Anche il consumo di suolo e la crisi climatica contribuiscono a rendere più forti virus e batteri, come ci ricorda questo articolo di Mariella Bussolati su Business insider Italia:

In un rapporto del 2007 l’Organizzazione Mondiale della Sanità avvertiva che le infezioni virali, batteriche o da parassiti sono una delle minacce più consistenti in un Pianeta dove il rischio del cambiamento climatico si fa sempre più grave.

Una minaccia che è diventata realtà proprio nei giorni dell’epidemia Coronavirus.

La vera emergenza, insomma, non è l’epidemia, ma il riscaldamento globale.

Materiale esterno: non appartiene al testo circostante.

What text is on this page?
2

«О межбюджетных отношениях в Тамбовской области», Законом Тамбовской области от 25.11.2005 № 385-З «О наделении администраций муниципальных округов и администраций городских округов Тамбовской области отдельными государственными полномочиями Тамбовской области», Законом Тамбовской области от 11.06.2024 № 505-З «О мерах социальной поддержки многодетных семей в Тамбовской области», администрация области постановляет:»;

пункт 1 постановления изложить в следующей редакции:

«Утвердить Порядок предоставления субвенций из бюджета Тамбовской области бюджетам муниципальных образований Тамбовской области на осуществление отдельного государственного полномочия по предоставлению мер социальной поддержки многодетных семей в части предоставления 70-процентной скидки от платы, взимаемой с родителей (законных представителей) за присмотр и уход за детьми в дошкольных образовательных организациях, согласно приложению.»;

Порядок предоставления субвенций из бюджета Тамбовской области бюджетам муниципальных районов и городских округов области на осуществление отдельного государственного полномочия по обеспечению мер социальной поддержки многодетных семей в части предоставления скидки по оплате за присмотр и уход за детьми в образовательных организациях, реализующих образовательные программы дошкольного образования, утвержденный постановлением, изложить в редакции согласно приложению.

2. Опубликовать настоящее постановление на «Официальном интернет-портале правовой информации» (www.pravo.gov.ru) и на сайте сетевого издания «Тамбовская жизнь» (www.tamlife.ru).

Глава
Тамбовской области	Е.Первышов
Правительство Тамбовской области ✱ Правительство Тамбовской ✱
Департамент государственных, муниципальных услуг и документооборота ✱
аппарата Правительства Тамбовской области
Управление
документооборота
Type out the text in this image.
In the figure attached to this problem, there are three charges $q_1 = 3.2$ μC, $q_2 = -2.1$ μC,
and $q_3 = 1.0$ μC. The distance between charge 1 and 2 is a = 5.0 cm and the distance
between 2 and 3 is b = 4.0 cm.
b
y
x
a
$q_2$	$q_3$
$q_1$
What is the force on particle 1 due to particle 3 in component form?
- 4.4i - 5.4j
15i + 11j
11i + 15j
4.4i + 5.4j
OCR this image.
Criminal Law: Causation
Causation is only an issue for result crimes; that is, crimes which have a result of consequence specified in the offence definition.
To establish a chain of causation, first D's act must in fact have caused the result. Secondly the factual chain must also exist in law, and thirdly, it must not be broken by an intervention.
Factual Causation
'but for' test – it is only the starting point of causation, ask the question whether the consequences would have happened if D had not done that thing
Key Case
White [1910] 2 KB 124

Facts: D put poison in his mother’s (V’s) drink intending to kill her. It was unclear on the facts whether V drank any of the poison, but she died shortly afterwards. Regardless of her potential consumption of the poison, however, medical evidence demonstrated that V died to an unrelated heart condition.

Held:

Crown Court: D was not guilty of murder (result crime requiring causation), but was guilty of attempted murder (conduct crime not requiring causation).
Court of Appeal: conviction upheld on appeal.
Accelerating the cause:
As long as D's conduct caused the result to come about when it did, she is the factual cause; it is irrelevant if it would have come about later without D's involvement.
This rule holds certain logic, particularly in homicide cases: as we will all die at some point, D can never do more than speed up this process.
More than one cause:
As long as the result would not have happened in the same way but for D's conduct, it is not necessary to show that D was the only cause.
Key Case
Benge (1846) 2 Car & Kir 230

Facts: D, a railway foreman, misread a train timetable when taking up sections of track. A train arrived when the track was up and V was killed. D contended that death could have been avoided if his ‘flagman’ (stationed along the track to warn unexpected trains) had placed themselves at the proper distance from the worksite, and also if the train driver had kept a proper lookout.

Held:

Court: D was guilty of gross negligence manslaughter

Se non faremo qualcosa per fermarlo il futuro potrebbe presentarci malattie peggiori.

La seconda considerazione deriva dal ruolo fondamentale dell’Oms di fronte al Coronavirus: le grandi crisi richiedono una governance globale che sia in grado di imporsi, per legge o per autorevolezza, anche ai governi nazionali.

Questa necessità dovrebbe valere anche per la crisi climatica, dove purtroppo per l’egoismo di alcuni governi ma anche per la mancanza di adeguati meccanismi di solidarietà verso i più deboli, non si riesce a fare progressi significativi.

Ce lo ha ricordato di recente, nella prefazione al recentissimo studio “Our future on Earth”  l’ex prima ministra norvegese Gro Harlem Brundtland che ebbe il merito di coordinare la redazione del Rapporto del 1987 “Our common future”:

Il nostro compito più urgente oggi è di persuadere le nazioni della necessità di ritornare al multilateralismo… la sfida di trovare sentieri di sviluppo sostenibile dovrebbe fornire l’impulso, anzi l’imperativo, per una rinnovata ricerca di soluzioni multilaterali e per un sistema ristrutturato di cooperazione economica internazionale.

Infine, la terza considerazione, emersa anche nel dibattito all’evento di mercoledì 26 nel quale l’ASviS ha presentato le sue dettagliate osservazioni alla Legge di bilancio 2020, è che il Paese, di fronte a una crisi percepita come grave, è in grado di adottare misure drastiche, accettare sacrifici, fronteggiare anche le conseguenze economiche che investono determinati settori produttivi.

C’è, insomma, una capacità di resilienza che consente anche di affrontare situazioni difficili.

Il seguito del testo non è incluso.